Monday, March 10, 2014

Why, why, why so much YA?

Recently agents and editors tweeted their “wish lists” of projects they’d like to read. Using the hashtag #MSWL, many of them tweeted that they’d like to see YA. YA romance. YA horror. YA fantasy. YA sci-fi. Why, why, why so much YA?

YA is the hottest selling age group right now, and it’s not that teenagers are gobbling up books like PacMan gobbled pellets. Most teenagers, when not drowning in schoolwork, spend their free time on SnapChat or texting each other. No, the fact of the matter is that eighty percent of YA readers are over 18, with the largest segment being adults aged 30-44.

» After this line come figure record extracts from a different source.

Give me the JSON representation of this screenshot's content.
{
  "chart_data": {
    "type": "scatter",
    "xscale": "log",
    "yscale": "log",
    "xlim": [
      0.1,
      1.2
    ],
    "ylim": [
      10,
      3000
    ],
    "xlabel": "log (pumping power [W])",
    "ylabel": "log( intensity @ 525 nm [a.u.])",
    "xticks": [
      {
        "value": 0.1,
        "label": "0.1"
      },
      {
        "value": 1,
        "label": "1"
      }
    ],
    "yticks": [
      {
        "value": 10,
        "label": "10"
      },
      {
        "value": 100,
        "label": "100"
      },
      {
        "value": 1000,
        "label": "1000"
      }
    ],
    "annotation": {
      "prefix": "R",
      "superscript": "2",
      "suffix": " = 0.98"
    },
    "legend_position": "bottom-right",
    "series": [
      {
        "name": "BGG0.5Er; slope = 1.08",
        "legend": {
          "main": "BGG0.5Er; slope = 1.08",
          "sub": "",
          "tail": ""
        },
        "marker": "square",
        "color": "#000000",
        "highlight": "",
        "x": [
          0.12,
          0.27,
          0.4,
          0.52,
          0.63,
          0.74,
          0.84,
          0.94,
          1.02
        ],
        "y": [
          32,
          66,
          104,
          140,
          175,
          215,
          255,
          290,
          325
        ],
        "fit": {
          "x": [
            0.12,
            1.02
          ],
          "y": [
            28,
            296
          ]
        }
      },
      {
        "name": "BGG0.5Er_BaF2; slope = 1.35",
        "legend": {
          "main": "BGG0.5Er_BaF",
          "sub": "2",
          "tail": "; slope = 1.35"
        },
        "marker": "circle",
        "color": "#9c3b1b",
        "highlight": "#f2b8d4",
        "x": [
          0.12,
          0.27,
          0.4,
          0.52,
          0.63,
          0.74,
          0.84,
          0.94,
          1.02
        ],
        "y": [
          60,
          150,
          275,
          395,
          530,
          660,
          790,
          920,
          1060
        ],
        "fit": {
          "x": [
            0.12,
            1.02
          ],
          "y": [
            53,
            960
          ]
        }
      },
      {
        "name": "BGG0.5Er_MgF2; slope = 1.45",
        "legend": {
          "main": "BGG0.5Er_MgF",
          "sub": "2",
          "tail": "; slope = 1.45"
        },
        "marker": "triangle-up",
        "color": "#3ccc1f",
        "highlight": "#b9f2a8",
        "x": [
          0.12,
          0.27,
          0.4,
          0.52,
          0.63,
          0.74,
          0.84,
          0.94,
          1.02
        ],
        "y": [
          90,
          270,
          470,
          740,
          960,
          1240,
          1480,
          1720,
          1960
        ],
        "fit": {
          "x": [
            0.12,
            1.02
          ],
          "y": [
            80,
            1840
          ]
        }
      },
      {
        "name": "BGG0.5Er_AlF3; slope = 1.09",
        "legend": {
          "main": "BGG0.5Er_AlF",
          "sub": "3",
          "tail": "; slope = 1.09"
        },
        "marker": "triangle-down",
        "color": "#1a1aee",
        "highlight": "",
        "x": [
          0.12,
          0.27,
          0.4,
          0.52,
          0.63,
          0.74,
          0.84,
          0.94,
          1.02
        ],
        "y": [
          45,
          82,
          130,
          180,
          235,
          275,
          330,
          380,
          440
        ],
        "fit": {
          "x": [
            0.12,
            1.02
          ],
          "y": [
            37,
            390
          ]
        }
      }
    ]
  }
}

Honestly, I just don’t get it. I read books about high schoolers when I was in grade school. By the time I was in middle school, I was completely obsessed with Stephen King and other horror writers. While I watch a few TV shows starring snarky teenage females trying to save the world or at least their small corner of it, I read books about adults doing adult things. That’s because I’m an adult. Crises over first loves or best friends who turn into enemies don’t do it for me. The whole post-apocalyptic “only this teenage girl can save the world” thing – well, Stephen King did it really well in “The Stand,” and other versions just seem silly and and overdeveloped to me.

I would be content to accept this as just a matter of personal preference and skip over the various YA new releases in order to find new books on contemporary women’s fiction and horror, but the reading habits of American adults affect what publishers decide to print. So if few people are reading funny women’s fiction, publishers don’t want more books in that genre, and if you’re a reader who enjoys it or a writer who writes it, too bad. Go read about that teenage girl instead.

I don’t want to write YA, but when I look at agents’ wish lists and everyone is clamoring for it, I feel like I’m setting myself up for rejection by not writing what’s selling. (Yes, I know they tell you to write what you love, but that’s before you’ve actually written. Once you’ve written the story you’ve been dying to tell, they say, this is wonderful, but no one’s going to buy it.)

So please America … put down the latest Vampire Academy or Pretty Little Liars book. Turn away from the teenage girl who thinks she’s an alien. Yes, I know these books are shorter and provide an escape for a couple of hours. But you are killing the entire adult contemporary genre! You, yes, you! You don’t have to read “The Goldfinch” or the latest biography of some World War II general. But please…. You’re a grown-up now. You have grown-up problems and grown-up reactions. You have nothing in common with that teenage girl lusting after the motorcycle boy.

Pick up the latest Jennifer Weiner and help writers of funny women’s fiction get traditionally published.